Early in 1886, Björn Pétursson, a 59-year-old Icelandic immigrant who had been in North America for about a decade, read an advertisement for the Post Office Mission, an early Unitarian outreach effort. He sent away for materials and received a reply from Jennie McCaine, who was the general secretary of the mission in St. Paul, Minnesota.Over the course of the summer and early autumn, Björn devoured the materials Jennie had sent him and, in mid-October, he wrote to her, saying,

“I am fully satisfied that I belong to your church, heart and soul. … I recognize in the Unitarian movement the reformation I have long hoped for and expected and should be glad to get a chance to promote the same among my countrymen …”

Björn Pétursson

Jennie McCaine Pétursson

A former member of the Althing (Iceland’s parliament) and the son of a minister, Björn had been expelled from the theological school in Reykjavík for leading a student rebellion. After more than twenty years as a farmer in the east of Iceland, he joined the westward migration of Icelanders to Manitoba, accompanied by his first wife and their children. They claimed land at Sandy Bar, near Riverton, and later moved to Dakota Territory, where he was a founding member of the Icelandic Cultural Society, an association of freethinkers, patterned on the Ethical Culture movement of Felix Adler. Björn was well liked by those who knew him, although he did not shy away from controversy.

Towards the end of 1886, Jennie set out to secure funding to establish a mission among the Icelandic immigrants. She also arranged for Björn to attend the annual meeting of the Minnesota Unitarian Conference that year, when it was held in St. Cloud, and she made his acquaintance there. By then a widower, he was evidently much more charming, trustworthy, and inspiring than she had even imagined. In time, religion led to romance and the two of them were married in Winnipeg on March 11, 1890 – the same month that Björn began conducting Unitarian services in the city.

If Björn was the natural spokesperson, it was Jennie who was the organizational genius behind the mission.

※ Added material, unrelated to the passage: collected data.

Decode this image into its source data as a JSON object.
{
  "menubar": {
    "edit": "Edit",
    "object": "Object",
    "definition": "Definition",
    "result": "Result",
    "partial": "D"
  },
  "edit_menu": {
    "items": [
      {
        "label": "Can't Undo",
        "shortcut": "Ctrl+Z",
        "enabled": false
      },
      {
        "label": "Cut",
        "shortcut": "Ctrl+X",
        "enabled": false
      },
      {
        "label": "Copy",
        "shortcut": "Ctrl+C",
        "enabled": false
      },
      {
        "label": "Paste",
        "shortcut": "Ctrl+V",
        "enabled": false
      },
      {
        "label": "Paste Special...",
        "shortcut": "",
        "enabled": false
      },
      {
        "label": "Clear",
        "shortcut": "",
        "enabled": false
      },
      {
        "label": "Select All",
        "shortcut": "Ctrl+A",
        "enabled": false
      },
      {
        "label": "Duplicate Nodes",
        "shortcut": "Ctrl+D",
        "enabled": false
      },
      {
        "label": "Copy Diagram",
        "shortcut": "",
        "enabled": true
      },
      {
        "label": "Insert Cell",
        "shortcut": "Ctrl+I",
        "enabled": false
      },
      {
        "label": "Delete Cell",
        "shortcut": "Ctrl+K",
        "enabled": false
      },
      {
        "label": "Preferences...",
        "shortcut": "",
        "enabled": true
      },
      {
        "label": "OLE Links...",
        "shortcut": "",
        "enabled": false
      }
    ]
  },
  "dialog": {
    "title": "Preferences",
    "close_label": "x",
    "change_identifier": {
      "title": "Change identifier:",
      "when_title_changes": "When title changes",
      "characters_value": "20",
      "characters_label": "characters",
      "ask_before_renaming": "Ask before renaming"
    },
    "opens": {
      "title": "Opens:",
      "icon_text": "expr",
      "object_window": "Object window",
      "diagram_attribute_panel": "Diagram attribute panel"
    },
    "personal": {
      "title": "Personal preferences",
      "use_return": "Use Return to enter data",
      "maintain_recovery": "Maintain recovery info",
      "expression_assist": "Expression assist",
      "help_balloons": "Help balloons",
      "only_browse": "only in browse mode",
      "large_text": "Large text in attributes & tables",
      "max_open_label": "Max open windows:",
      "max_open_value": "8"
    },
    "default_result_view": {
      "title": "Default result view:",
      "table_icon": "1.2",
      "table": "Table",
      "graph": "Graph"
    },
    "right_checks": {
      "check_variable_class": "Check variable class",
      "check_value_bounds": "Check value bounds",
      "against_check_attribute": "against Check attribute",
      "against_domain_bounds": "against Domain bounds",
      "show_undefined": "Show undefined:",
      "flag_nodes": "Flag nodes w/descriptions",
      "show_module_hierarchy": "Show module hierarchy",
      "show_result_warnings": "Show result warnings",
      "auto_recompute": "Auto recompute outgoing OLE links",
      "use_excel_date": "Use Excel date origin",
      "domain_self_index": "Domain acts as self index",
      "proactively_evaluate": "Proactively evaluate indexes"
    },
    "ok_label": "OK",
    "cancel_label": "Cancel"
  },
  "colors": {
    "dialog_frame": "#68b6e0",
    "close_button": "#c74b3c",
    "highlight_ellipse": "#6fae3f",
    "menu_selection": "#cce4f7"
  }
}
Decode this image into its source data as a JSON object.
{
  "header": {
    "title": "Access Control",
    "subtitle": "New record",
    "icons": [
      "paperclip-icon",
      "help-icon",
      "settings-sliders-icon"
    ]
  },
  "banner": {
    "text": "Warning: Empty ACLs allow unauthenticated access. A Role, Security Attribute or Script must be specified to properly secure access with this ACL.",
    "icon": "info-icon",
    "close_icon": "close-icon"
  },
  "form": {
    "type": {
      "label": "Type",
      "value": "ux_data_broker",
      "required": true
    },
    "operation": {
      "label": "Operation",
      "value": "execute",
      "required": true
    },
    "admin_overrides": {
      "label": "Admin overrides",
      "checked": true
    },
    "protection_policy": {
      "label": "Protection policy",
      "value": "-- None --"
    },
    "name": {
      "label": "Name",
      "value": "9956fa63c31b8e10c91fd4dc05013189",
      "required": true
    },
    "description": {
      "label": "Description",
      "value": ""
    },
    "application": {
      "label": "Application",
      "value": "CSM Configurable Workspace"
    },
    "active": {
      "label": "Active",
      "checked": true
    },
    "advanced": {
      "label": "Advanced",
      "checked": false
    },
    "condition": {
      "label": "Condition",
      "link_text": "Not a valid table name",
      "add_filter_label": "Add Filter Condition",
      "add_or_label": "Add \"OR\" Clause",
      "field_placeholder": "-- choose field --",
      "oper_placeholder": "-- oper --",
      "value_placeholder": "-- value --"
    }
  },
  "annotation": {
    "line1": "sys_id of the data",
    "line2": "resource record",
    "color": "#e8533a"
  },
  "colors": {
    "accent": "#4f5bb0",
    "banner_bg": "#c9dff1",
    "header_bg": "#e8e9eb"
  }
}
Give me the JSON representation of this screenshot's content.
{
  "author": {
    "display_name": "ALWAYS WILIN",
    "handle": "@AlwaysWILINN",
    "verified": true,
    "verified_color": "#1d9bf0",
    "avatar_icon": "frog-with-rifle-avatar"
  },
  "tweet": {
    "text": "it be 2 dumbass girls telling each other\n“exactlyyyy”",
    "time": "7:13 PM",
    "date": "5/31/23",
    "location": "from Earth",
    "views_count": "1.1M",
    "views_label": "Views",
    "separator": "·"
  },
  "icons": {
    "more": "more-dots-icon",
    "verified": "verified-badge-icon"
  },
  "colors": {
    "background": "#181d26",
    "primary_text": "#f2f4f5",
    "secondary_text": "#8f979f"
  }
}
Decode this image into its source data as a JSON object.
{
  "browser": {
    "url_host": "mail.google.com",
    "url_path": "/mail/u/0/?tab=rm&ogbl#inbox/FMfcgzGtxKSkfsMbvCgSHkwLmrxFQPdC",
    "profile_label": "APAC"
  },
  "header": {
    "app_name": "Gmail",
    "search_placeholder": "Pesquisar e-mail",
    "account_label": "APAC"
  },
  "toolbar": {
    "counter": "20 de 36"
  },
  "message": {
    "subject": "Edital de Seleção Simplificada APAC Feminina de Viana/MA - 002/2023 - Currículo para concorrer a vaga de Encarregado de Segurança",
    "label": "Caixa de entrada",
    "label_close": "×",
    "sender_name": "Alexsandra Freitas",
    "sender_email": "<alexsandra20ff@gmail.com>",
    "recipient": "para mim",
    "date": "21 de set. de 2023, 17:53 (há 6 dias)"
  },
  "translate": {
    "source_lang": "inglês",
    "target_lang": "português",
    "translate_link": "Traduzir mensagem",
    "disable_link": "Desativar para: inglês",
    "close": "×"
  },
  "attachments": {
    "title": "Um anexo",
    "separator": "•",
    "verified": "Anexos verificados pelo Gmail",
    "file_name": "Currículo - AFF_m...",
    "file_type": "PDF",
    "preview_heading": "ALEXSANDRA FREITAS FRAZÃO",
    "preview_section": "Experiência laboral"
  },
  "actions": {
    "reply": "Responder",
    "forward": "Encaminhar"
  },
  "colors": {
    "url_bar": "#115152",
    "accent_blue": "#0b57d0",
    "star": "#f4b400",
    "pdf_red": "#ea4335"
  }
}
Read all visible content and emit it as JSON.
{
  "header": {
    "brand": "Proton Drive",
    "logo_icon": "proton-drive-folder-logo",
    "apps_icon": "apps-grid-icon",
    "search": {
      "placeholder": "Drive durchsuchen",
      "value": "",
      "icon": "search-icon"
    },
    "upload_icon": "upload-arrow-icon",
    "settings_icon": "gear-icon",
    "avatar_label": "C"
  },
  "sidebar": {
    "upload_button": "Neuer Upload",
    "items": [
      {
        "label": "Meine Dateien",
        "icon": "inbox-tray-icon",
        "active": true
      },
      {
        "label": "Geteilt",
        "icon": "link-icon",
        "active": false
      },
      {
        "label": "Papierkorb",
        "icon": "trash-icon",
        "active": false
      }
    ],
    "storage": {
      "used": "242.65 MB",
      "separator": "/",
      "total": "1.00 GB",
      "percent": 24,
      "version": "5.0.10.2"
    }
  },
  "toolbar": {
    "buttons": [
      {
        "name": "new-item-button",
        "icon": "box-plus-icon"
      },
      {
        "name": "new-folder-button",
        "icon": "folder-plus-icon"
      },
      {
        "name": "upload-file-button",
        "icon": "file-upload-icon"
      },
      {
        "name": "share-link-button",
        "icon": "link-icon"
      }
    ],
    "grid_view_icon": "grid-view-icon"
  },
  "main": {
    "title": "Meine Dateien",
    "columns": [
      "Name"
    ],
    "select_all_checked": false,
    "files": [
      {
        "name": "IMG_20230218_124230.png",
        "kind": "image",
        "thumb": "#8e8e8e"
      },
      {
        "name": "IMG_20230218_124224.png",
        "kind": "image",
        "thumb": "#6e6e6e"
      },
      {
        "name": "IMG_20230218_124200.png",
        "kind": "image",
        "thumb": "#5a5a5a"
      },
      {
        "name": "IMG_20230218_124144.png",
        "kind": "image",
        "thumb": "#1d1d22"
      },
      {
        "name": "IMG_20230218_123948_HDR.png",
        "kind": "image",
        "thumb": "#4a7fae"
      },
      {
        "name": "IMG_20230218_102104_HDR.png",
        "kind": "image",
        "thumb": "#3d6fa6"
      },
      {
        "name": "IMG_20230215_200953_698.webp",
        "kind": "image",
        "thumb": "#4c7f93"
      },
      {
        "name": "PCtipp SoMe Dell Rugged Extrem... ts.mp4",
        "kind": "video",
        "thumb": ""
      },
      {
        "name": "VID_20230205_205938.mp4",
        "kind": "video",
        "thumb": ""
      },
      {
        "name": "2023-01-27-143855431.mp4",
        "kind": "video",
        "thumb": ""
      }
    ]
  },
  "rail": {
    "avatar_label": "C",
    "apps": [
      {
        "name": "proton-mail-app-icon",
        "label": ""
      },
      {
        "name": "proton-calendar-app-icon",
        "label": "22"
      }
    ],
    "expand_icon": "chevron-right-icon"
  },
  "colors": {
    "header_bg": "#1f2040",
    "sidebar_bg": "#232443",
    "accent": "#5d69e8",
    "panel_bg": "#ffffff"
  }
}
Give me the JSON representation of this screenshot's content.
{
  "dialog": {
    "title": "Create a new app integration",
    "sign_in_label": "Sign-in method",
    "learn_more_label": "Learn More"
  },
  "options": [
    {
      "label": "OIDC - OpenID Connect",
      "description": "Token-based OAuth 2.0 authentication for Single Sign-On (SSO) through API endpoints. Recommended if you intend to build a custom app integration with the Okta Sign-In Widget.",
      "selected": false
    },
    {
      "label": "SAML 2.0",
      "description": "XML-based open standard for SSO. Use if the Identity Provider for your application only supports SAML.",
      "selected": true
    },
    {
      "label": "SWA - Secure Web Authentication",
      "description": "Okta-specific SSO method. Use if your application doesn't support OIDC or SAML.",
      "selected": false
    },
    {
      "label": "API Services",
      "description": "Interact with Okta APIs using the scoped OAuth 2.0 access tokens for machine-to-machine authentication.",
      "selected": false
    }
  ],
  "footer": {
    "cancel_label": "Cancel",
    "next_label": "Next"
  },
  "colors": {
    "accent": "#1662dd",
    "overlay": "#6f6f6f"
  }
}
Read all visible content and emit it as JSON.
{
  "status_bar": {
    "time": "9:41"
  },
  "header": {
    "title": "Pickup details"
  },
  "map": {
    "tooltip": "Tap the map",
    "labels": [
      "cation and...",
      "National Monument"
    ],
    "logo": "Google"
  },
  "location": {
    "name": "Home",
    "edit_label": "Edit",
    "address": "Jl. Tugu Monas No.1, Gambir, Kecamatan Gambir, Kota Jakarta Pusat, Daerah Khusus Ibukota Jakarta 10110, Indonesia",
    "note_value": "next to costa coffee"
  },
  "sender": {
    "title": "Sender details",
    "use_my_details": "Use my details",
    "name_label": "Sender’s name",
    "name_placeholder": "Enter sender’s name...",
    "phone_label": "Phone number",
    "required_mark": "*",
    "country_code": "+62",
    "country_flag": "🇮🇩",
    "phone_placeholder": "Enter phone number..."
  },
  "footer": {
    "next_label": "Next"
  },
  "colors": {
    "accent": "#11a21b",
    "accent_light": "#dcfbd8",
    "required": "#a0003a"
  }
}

Together, they organized the First Icelandic Unitarian Society of Winnipeg on February 1, 1891 with 60 charter members. Björn was the reluctant minister of the new congregation, for he had hoped to recruit the noteworthy Icelandic minister and poet Matthías Jochumsson to serve instead, but this dream was not to be.

Soon, construction of a chapel to house the young congregation was underway on the northeast corner of Sherbrook Street and Pacific Avenue. By the beginning of December in 1892, the building was fully enclosed and the congregation was furnishing the interior. The first service was held on Christmas, which fell on a Sunday that year. It was a small chapel: a wooden building, twenty-eight feet by fifty-four feet, along with a 300 square foot annex to serve as an auxiliary meeting room. It was plainly furnished and could seat 250 people. An appeal to American Unitarian churches raised $1,284, just $16 short of the mortgage, which was settled before the congregation occupied the building.

The new church was christened “Unity Hall” and it was Björn’s and Jennie’s vision that it would be a community centre and not simply a place of worship. It was anticipated that the church would be used for a wide variety of purposes, both sacred and secular. So it was: the Winnipeg Secular Association met regularly at Unity Hall and Jennie often spoke before this group of freethinkers.

Looking back on the early years, we would now say that Björn and Jennie shared the ministry, although it was Björn who could speak directly to this immigrant congregation. However, Jennie preached increasingly for Björn as his health deteriorated during the last year of his life. Björn died a little more than two and a half years after the congregation was founded, but Jennie continued the ministry (assisted by translators) until the middle of 1894, when Magnús J. Skaptason arrived in Winnipeg to assume the leadership of the fledgling congregation.

Confident that the Unitarianism had been firmly planted among the Icelanders of Winnipeg, Jennie departed for St. Paul and, from there, she eventually made her way back to New England, where she died in 1918 at the age of 80. She kept in touch with former congregants and Björn’s family through faithful and regular correspondence, continuing to advocate for the Icelandic mission for the remainder of her days.